Sriram Kalyanaraman graduated from IIT Madras in 2007 with a B.Tech degree in Computer Science. He has been associated with McKinsey since then, with a lot of ‘interesting’ breaks in between. Now he comes back to insti to recruit people for McKinsey. Read on to find out what he has to say about the recruiting process and corporate life in general.
Tell us about your life in insti and how it prepared you for the real world?
My first three years in insti were pretty academically oriented. The first thing insti taught me was that I no longer have to fight my battles on my own, I have this amazing set of people around me to help me, everyone exceptionally brilliant in what they do. My final year was a soft landing into the real world. The real world problems are not that different from our JEE problems, you follow the same steps to solve them, the only difference is that you have to punch them much faster and in the most efficient order.
What does McKinsey look for in its potential employees?
We don’t assess the candidates based on their CGPA or other factors, it’s not numbers that matter but what we actually think of the guy. When we are looking at CVs, we are looking at a couple of things. The first is ‘Drive’, drive is not something that can usually be measured. Drive can be in sports, acads, anything. We want people who will PUSH, because we serve our clients by pushing them. The second thing we are looking for is Leadership, of any form. Again leadership to us is as abstract or as clear as what your drive is. Leadership to us is ‘Have you lead some initiative of change?’. The most important factor in leadership is your accountability to that position. All in all, we are not looking for a lot of different things, we just want people who have done simple things differently. For the first few years in McKinsey you are not evaluated based on your performance but on your intrinsic potential.
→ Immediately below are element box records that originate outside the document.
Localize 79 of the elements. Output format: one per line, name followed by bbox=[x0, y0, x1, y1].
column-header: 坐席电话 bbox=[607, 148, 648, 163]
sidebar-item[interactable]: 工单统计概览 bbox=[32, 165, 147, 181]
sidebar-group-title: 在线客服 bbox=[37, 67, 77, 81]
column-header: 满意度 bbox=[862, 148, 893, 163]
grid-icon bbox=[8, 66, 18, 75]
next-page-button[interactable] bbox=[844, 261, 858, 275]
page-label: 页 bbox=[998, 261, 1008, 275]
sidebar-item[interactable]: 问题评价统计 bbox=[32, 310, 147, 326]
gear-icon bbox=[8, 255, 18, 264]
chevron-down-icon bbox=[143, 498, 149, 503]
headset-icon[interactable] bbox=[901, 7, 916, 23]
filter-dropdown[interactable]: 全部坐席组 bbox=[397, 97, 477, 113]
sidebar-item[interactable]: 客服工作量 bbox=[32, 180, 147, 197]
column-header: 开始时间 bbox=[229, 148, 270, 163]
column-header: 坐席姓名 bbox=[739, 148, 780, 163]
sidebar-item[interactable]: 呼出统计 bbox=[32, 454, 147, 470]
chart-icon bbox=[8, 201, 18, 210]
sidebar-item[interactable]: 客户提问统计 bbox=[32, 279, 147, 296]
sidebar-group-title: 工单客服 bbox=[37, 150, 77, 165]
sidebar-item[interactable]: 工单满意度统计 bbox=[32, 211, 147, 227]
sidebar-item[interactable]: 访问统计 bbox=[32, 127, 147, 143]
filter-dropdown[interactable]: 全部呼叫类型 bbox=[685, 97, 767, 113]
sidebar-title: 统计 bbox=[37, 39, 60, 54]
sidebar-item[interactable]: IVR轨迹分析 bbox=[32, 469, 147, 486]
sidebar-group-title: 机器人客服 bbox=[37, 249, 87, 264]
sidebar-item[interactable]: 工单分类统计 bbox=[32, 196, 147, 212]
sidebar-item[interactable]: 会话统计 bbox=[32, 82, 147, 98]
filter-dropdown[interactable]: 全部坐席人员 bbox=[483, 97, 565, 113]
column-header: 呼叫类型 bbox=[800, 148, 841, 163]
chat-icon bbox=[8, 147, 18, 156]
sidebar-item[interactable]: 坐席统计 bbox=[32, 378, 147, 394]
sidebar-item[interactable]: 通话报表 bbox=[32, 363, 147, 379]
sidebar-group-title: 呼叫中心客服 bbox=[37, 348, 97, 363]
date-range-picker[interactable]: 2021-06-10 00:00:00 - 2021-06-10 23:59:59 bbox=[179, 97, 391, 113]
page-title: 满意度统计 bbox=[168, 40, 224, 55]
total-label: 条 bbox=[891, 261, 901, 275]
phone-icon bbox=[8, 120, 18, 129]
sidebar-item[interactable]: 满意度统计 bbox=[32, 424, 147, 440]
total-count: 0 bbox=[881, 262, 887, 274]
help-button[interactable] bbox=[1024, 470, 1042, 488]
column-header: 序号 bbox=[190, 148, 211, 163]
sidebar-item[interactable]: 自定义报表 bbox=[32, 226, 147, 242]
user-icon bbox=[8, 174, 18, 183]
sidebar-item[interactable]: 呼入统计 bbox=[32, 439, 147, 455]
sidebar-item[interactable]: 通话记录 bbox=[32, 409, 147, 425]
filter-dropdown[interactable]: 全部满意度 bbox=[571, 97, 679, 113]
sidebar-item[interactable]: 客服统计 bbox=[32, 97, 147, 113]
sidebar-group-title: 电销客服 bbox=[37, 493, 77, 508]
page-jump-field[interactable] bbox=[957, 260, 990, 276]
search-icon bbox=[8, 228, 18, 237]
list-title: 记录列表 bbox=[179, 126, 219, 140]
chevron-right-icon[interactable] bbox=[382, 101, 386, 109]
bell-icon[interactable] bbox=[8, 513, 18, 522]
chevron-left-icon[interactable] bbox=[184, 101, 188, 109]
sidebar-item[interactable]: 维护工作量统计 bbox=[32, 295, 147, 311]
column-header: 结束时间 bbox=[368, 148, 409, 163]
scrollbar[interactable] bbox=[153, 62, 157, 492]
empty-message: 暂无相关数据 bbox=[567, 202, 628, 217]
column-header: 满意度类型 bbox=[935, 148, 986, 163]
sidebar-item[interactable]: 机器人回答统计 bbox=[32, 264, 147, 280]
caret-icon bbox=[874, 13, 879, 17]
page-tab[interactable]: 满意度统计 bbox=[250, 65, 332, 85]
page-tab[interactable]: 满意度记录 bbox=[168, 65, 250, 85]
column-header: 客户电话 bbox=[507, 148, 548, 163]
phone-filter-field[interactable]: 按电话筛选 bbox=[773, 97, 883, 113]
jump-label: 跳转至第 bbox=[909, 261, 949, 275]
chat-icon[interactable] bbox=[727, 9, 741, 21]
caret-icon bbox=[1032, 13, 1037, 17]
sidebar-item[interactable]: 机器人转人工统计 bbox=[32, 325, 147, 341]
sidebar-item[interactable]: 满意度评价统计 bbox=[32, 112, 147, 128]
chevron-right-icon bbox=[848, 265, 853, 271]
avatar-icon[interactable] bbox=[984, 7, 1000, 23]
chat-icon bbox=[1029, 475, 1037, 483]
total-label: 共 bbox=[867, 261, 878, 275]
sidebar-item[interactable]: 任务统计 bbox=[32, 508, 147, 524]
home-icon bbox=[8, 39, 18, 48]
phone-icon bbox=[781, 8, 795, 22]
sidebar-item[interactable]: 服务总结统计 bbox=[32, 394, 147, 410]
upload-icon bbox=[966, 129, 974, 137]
Can you tell us about the kind of work you do at McKinsey?
Working at McKinsey as an analyst, I did about 6-7 projects, all of them in different sectors. One such project was where I was doing strategy engagement for an agriculture plant (which is now one of the largest seed producers in India) and our job was to tell them what they had to be 5 years later. To do that I had to go down to the farms of Northern Karnataka, meet farmers and actually see how the seeds were doing, understand the needs of the farmer and then come back to my desk and look at tons of data and research that we had and then talk to my clients and understand what this company was able to do and then sit back and synthesise all this and go back and present to the CEO of the plant. The reason why he listens to a 23-year old (who has absolutely zero experience in the agricultural industry) is because he knows that I went down to the ground and did the research and I am bringing the best of my firm to him.
You have also worked in the social sector for a while with ‘Pratham’. Can you tell us why you took this path?
My biggest reason for doing social sector work was because I had this fear in my head that one day I would wake up, I would be 35 years old and I wouldn’t be able to look back and say I did something good for people. And the second reason was that I was only 24 years old back then, even if something had gone wrong, I could have reset my carrier with an MBA or a new job. ‘Pratham’ is one of the largest Non-Profit organizations that caters to educating rural children all over India. I was a part of the program management team and I was also monitoring some of their programmes .
Can you tell us about the course you did in Harvard Kennedy School of Govt.? And what made you return back to India?
I did my Masters in Public Administration in International Development, Economics and Administration at Harvard-Kennedy. The only reason I took this path was because I knew I didn’t want to do an MBA. My life at Harvard was again very similar to that of IIT. Those two years were “My Time” which I knew would never come again. After Harvard I came back to India, it was only natural for me to make that choice, though some people might think of it as odd. After returning to India I took a full three month break for myself before joining McKinsey again. I highly recommend this for people undergoing transitions.
Any advice for our readers?
The most important thing to remember while sitting for placement interviews – “Don’t worry about who you need to be, you are already who you are”. The only thing that matters is keeping your options open during your final year because life is not black or white, everything is a vast shade of grey. This analogy really helps because if you think of your life as black or white, when you move from one zone to another you feel complete absence of your comfort zone. “New sea, new fish” people who realize this the earliest grow the fastest. The corporate world is all about blending in while retaining the ‘New You’. The one thing between a guy doing well and not doing well in anything is whether he is PRESENT or not, that’s the only difference. This doesn’t mean that you should stop taking risks. My final piece of advice – Be open to change and never stop learning!